Some 2.5 to 4 billion years ago, before a dinosaur ever trampled the Earth, asteroid impacts almost made Earth an inhospitable planet. They released vapors that stripped oxygen from the atmosphere when they struck the surface. Earth didn’t have anything close to the oxygen it has now, so this was detrimental for life. The larger the asteroid (think over 6 miles in diameter), the more chemical vapors it unleashed, and you can see where this is going.
Peering back in time involved analyzing ancient physical evidence. Researcher Simone Marchi of the Southwest Research Institute, who co-authored a study recently published in Nature Geoscience, had to analyze tiny particles of rock that were once molten droplets that resulted from plumes of material kicked up by asteroid impacts. Impacts were hot enough to melt rock. Once the droplets condensed and hardened to resemble sand, they fell back to Earth.
“In these reactions, oxygen is typically consumed by iron, silicon, and carbon species in asteroid materials,” Marchi told SYFY WIRE. “We know that meteorites are chemically very reactive with oxygen, so they would have made early Earth a sink of atmospheric oxygen.”
At the dawn of the Arachean Eon, which would be the era when these bombardments kept hitting, Earth existed in a haze of atmospheric methane. Humans and many other life-forms would have never been able to survive because of the lack of oxygen. Cyanobacteria (blue-green algae) are thought to have come into being around 2.7 billion years ago. These photosynthetic organisms started to produce oxygen from water, CO2, and sunlight that was readily available, which is why they could potentially help produce clean rocket fuel on Mars.
As cyanobacteria produced oxygen, Earth’s atmosphere reached oxygen levels of 21%, which is about one percent of what we have today. Meteorites that have previously been studied came from many different types of asteroids capable of de-oxygenating Earth — there was not just one chemical composition that marked the culprits. The beating our planet received is known as late heavy bombardment. Whatever asteroids did fall from space, they are thought to have put the brakes on oxygen accumulating in the atmosphere and staying there.
These rocks really took advantage of Earth’s much lower oxygen content. The vapors that arose from them were easily capable of eating up oxygen, even when it temporarily fought back and replenished itself. Many remnants that broke off from these asteroids before they smashed into Earth, the Moon, and other planets and moons in the solar system can be found wandering around in the Kuiper belt today. Marchi thinks it is possible that they were originally leftovers from the solar system’s formation that were still violently flinging themselves at other objects.
“In our bombardment model, we make a distinction between asteroids (meaning objects that are on starting orbits between Mars and Jupiter, but that eventually can collide with the Earth due to dynamical perturbations), and leftover planetesimals,” he said.

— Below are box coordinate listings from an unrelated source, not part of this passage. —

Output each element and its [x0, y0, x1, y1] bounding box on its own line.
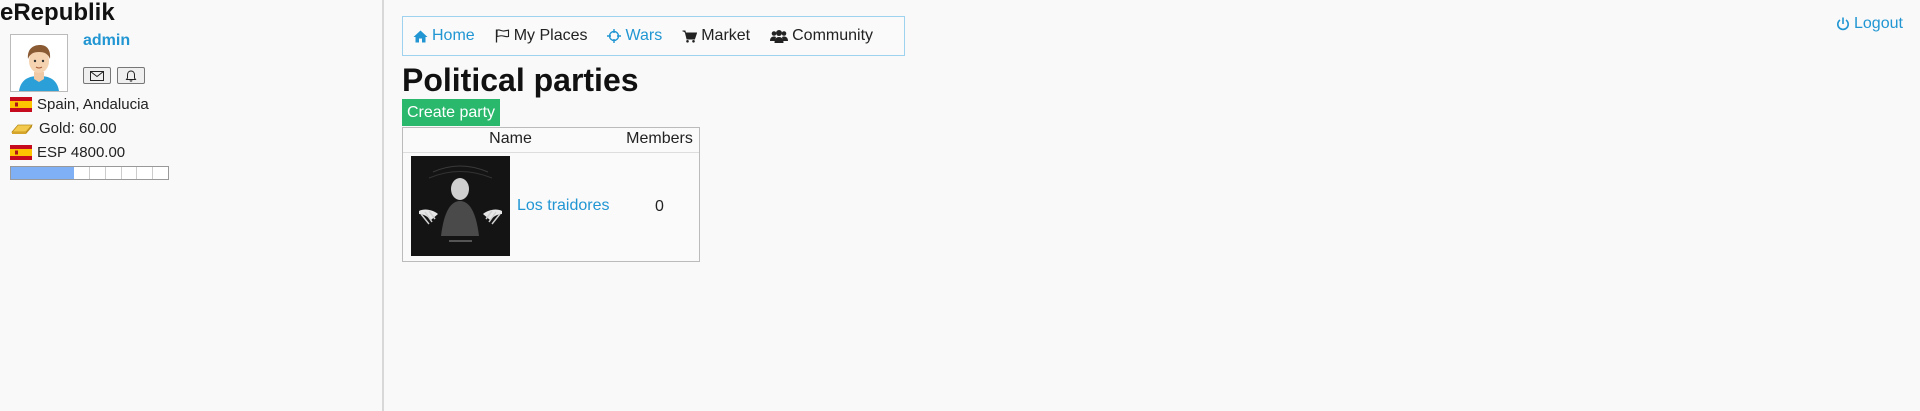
nav-wars[interactable]: Wars [607, 27, 662, 45]
home-icon [413, 30, 428, 42]
currency-row: ESP 4800.00 [10, 142, 125, 162]
flag-icon [495, 29, 509, 43]
sidebar: eRepublik admin Spain, Andalucia Gold: 6… [0, 0, 384, 411]
nav-my-places[interactable]: My Places [495, 27, 587, 45]
column-header-name: Name [489, 130, 532, 147]
username-link[interactable]: admin [83, 32, 130, 50]
column-header-members: Members [626, 130, 693, 147]
gold-row: Gold: 60.00 [10, 118, 117, 138]
party-name-link[interactable]: Los traidores [517, 197, 610, 215]
create-party-button[interactable]: Create party [402, 99, 500, 126]
party-members-count: 0 [655, 198, 664, 215]
party-logo-image [411, 156, 510, 256]
location-text: Spain, Andalucia [37, 95, 149, 113]
parties-table: Name Members Los traidores 0 [402, 127, 700, 262]
power-icon [1837, 17, 1849, 31]
gold-bar-icon [11, 124, 33, 134]
cart-icon [682, 30, 698, 43]
nav-community[interactable]: Community [770, 27, 873, 45]
party-logo[interactable] [411, 156, 510, 256]
table-row: Los traidores 0 [403, 153, 699, 261]
main-navbar: Home My Places Wars Market Community [402, 16, 905, 56]
notifications-button[interactable] [117, 67, 145, 84]
bell-icon [125, 69, 137, 82]
progress-fill [11, 167, 74, 179]
spain-flag-icon [10, 144, 32, 160]
experience-progress-bar [10, 166, 169, 180]
users-icon [770, 29, 789, 43]
currency-amount: ESP 4800.00 [37, 143, 126, 161]
messages-button[interactable] [83, 67, 111, 84]
page-title: Political parties [402, 62, 639, 98]
envelope-icon [90, 70, 104, 81]
logout-link[interactable]: Logout [1836, 15, 1903, 33]
crosshairs-icon [607, 29, 622, 43]
app-title: eRepublik [0, 0, 115, 26]
location-row: Spain, Andalucia [10, 94, 149, 114]
avatar-image [11, 35, 67, 91]
nav-home[interactable]: Home [413, 27, 475, 45]
gold-amount: Gold: 60.00 [39, 119, 117, 137]
nav-market[interactable]: Market [682, 27, 750, 45]
avatar[interactable] [10, 34, 68, 92]
spain-flag-icon [10, 96, 32, 112]
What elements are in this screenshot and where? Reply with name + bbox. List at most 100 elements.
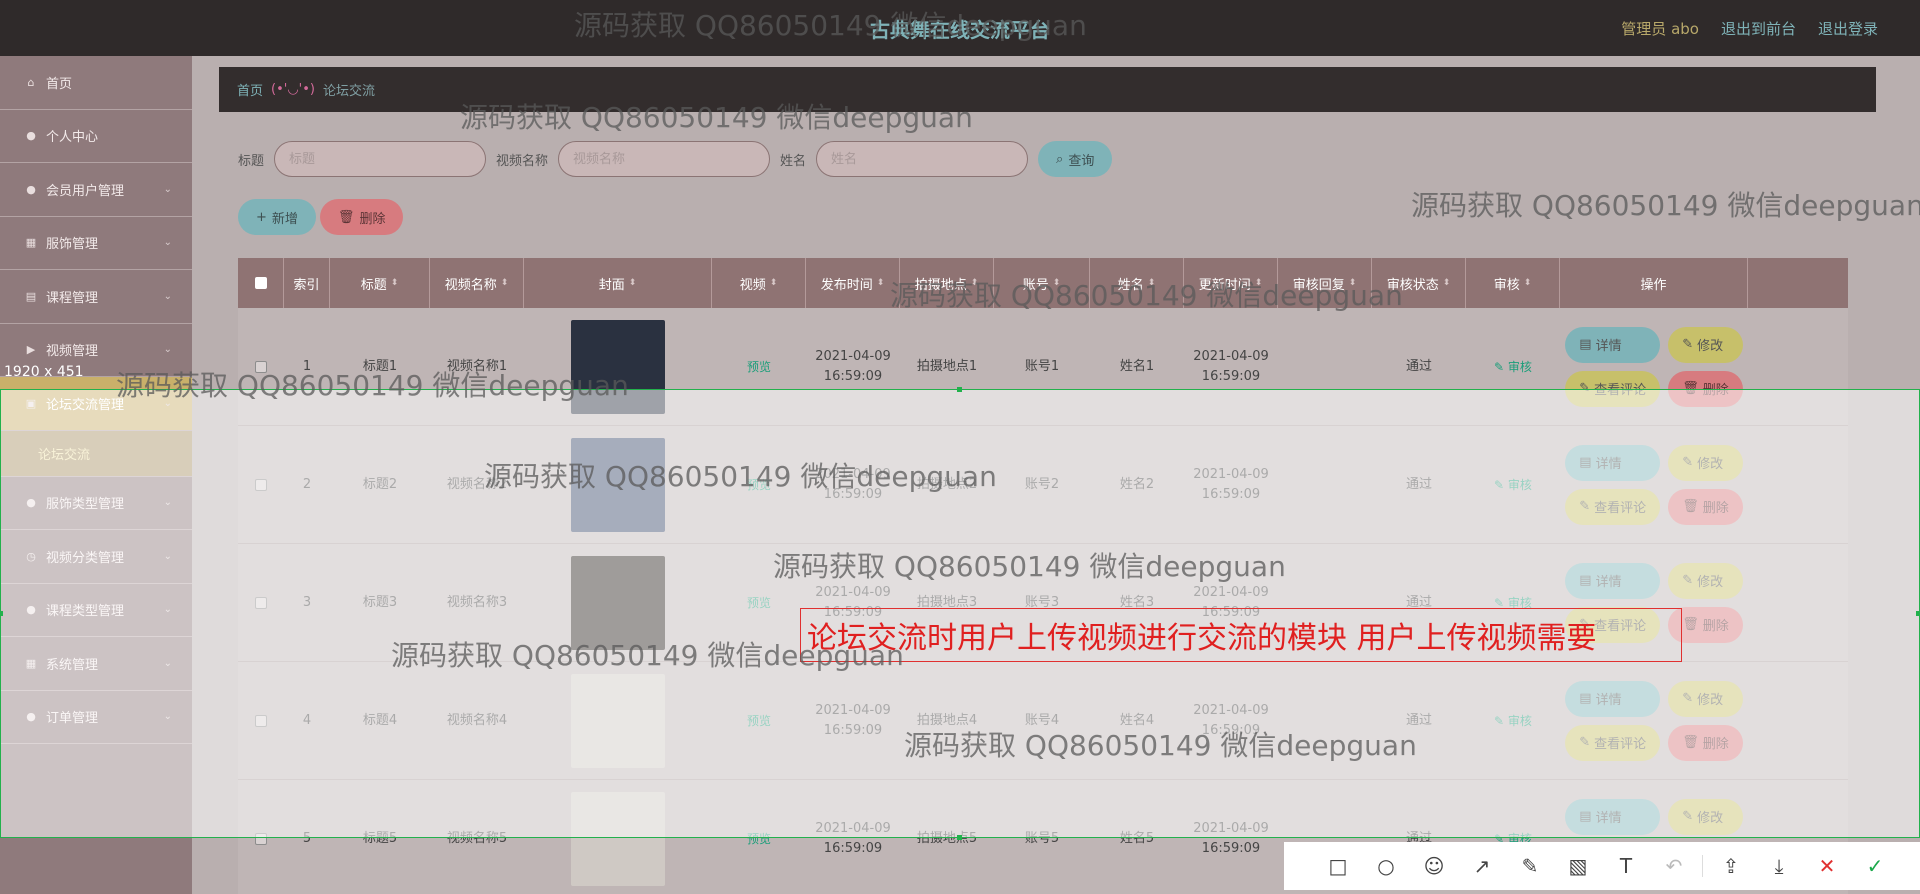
sort-icon: ⬍ xyxy=(1052,278,1061,288)
column-header[interactable]: 更新时间 ⬍ xyxy=(1184,258,1278,308)
download-icon[interactable]: ⤓ xyxy=(1755,842,1803,890)
undo-icon[interactable]: ↶ xyxy=(1650,842,1698,890)
row-checkbox[interactable] xyxy=(255,832,267,845)
column-header[interactable]: 审核 ⬍ xyxy=(1466,258,1560,308)
view-comments-button[interactable]: ✎查看评论 xyxy=(1565,370,1661,407)
detail-button[interactable]: ▤ 详情 xyxy=(1565,562,1661,599)
edit-button[interactable]: ✎ 修改 xyxy=(1668,326,1743,363)
row-checkbox[interactable] xyxy=(255,714,267,727)
selection-handle-bottom[interactable] xyxy=(957,835,962,840)
row-checkbox[interactable] xyxy=(255,360,267,373)
rect-icon[interactable]: □ xyxy=(1314,842,1362,890)
preview-link[interactable]: 预览 xyxy=(747,358,771,375)
detail-button[interactable]: ▤ 详情 xyxy=(1565,680,1661,717)
column-header[interactable]: 姓名 ⬍ xyxy=(1090,258,1184,308)
column-header[interactable]: 视频 ⬍ xyxy=(712,258,806,308)
exit-to-front-link[interactable]: 退出到前台 xyxy=(1721,18,1796,39)
detail-button[interactable]: ▤ 详情 xyxy=(1565,798,1661,835)
select-all-checkbox[interactable] xyxy=(254,277,267,289)
trash-icon: 🗑 xyxy=(337,209,355,225)
emoji-icon[interactable]: ☺ xyxy=(1410,842,1458,890)
text-annotation[interactable]: 论坛交流时用户上传视频进行交流的模块 用户上传视频需要 xyxy=(800,608,1682,662)
sidebar-item[interactable]: ▦ 系统管理 ⌄ xyxy=(0,637,192,691)
column-header[interactable]: 发布时间 ⬍ xyxy=(806,258,900,308)
query-button[interactable]: ⌕ 查询 xyxy=(1038,141,1113,177)
name-input[interactable] xyxy=(816,141,1029,177)
edit-button[interactable]: ✎ 修改 xyxy=(1668,798,1743,835)
audit-link[interactable]: ✎ 审核 xyxy=(1494,712,1532,729)
row-checkbox[interactable] xyxy=(255,596,267,609)
sidebar-item[interactable]: ◷ 视频分类管理 ⌄ xyxy=(0,530,192,584)
column-header[interactable]: 封面 ⬍ xyxy=(524,258,712,308)
cover-image[interactable] xyxy=(571,437,665,532)
cover-image[interactable] xyxy=(571,791,665,886)
selection-handle-left[interactable] xyxy=(0,611,3,616)
confirm-icon[interactable]: ✓ xyxy=(1851,842,1899,890)
detail-button[interactable]: ▤ 详情 xyxy=(1565,326,1661,363)
pen-icon[interactable]: ✎ xyxy=(1506,842,1554,890)
mosaic-icon[interactable]: ▧ xyxy=(1554,842,1602,890)
sidebar-item[interactable]: ● 个人中心 xyxy=(0,110,192,163)
sidebar-item[interactable]: ● 会员用户管理 ⌄ xyxy=(0,163,192,217)
delete-button[interactable]: 🗑删除 xyxy=(1668,724,1743,761)
preview-link[interactable]: 预览 xyxy=(747,476,771,493)
column-header[interactable]: 操作 xyxy=(1560,258,1748,308)
edit-button[interactable]: ✎ 修改 xyxy=(1668,562,1743,599)
sidebar-item[interactable]: ⌂ 首页 xyxy=(0,56,192,110)
sidebar-item[interactable]: ● 课程类型管理 ⌄ xyxy=(0,584,192,637)
sidebar-item[interactable]: ● 订单管理 ⌄ xyxy=(0,691,192,744)
share-icon[interactable]: ⇪ xyxy=(1707,842,1755,890)
arrow-icon[interactable]: ↗ xyxy=(1458,842,1506,890)
video-name-input[interactable] xyxy=(558,141,771,177)
logout-link[interactable]: 退出登录 xyxy=(1818,18,1878,39)
column-header[interactable]: 视频名称 ⬍ xyxy=(430,258,524,308)
selection-handle-right[interactable] xyxy=(1916,611,1920,616)
cover-image[interactable] xyxy=(571,555,665,650)
sidebar-item[interactable]: ▣ 论坛交流管理 ⌄ xyxy=(0,377,192,431)
title-input[interactable] xyxy=(274,141,487,177)
view-comments-button[interactable]: ✎查看评论 xyxy=(1565,488,1661,525)
preview-link[interactable]: 预览 xyxy=(747,712,771,729)
cell-name: 姓名5 xyxy=(1119,830,1155,846)
column-header[interactable]: 标题 ⬍ xyxy=(330,258,430,308)
breadcrumb-home[interactable]: 首页 xyxy=(237,80,263,99)
sidebar-item[interactable]: ▦ 服饰管理 ⌄ xyxy=(0,217,192,270)
sidebar-item[interactable]: ▤ 课程管理 ⌄ xyxy=(0,270,192,324)
batch-delete-button[interactable]: 🗑 删除 xyxy=(319,199,404,235)
column-header-label: 发布时间 xyxy=(820,277,873,293)
column-header[interactable]: 拍摄地点 ⬍ xyxy=(900,258,994,308)
breadcrumb: 首页 (•'◡'•) 论坛交流 xyxy=(219,67,1876,112)
sidebar-item-label: 服饰类型管理 xyxy=(46,497,125,513)
detail-button[interactable]: ▤ 详情 xyxy=(1565,444,1661,481)
add-button[interactable]: + 新增 xyxy=(238,199,316,235)
circle-icon[interactable]: ○ xyxy=(1362,842,1410,890)
row-checkbox[interactable] xyxy=(255,478,267,491)
column-header[interactable]: 审核状态 ⬍ xyxy=(1372,258,1466,308)
view-comments-button[interactable]: ✎查看评论 xyxy=(1565,724,1661,761)
edit-button[interactable]: ✎ 修改 xyxy=(1668,680,1743,717)
edit-button[interactable]: ✎ 修改 xyxy=(1668,444,1743,481)
sidebar-item[interactable]: ● 服饰类型管理 ⌄ xyxy=(0,477,192,530)
cover-image[interactable] xyxy=(571,673,665,768)
detail-label: 详情 xyxy=(1595,457,1622,472)
text-icon[interactable]: T xyxy=(1602,842,1650,890)
cell-name: 姓名1 xyxy=(1119,358,1155,374)
pencil-icon: ✎ xyxy=(1579,381,1591,396)
sort-icon: ⬍ xyxy=(769,278,778,288)
column-header[interactable]: 审核回复 ⬍ xyxy=(1278,258,1372,308)
delete-button[interactable]: 🗑删除 xyxy=(1668,370,1743,407)
audit-link[interactable]: ✎ 审核 xyxy=(1494,358,1532,375)
preview-link[interactable]: 预览 xyxy=(747,594,771,611)
selection-handle-top[interactable] xyxy=(957,387,962,392)
sidebar-item-label: 个人中心 xyxy=(46,130,99,146)
delete-button[interactable]: 🗑删除 xyxy=(1668,488,1743,525)
close-icon[interactable]: ✕ xyxy=(1803,842,1851,890)
top-bar: 古典舞在线交流平台 管理员 abo 退出到前台 退出登录 xyxy=(0,0,1920,56)
sidebar-subitem-forum[interactable]: 论坛交流 xyxy=(0,430,192,477)
column-header[interactable]: 账号 ⬍ xyxy=(994,258,1090,308)
trash-icon: 🗑 xyxy=(1682,617,1699,632)
preview-link[interactable]: 预览 xyxy=(747,830,771,847)
column-header[interactable]: 索引 xyxy=(284,258,330,308)
audit-link[interactable]: ✎ 审核 xyxy=(1494,476,1532,493)
cover-image[interactable] xyxy=(571,319,665,414)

Planetesimals can be thought of as failed planets. These massive space rocks would have been whizzing between Mercury, Venus, Earth and Mars during the Archaean eon, punching anything that got in their way. As more of them collided with planets and moons, more got destroyed, so the terrestrial planets in the solar system had a chance to breathe. The asteroids had not managed to break our planet and its potential for spawning life. Earth would eventually experience a shift in surface chemistry that brought on the Great Oxidation event.
So much oxygen would eventually be produced that even larger asteroids would have been unable to get rid of it with their vapors. Before this event, there was a lack of ozone (O3), something Marchi and his team found out from investigating sedimentary rock samples containing isotopes of sulfur. Ozone is Earth’s sunblock, so low levels meant low levels of atmospheric oxygen (O2) in the atmosphere and near the surface. What actually set off the chemical changes that would forever change the atmosphere of our planet is unknown.
“In general, the concentration of atmospheric oxygen is the result of sources and sinks,” said Marchi. “The thinking is that oxygen could not accumulate in a significant concentration due to the predominance of sinks. Impactor materials would have been an important oxygen sink for the early Earth.”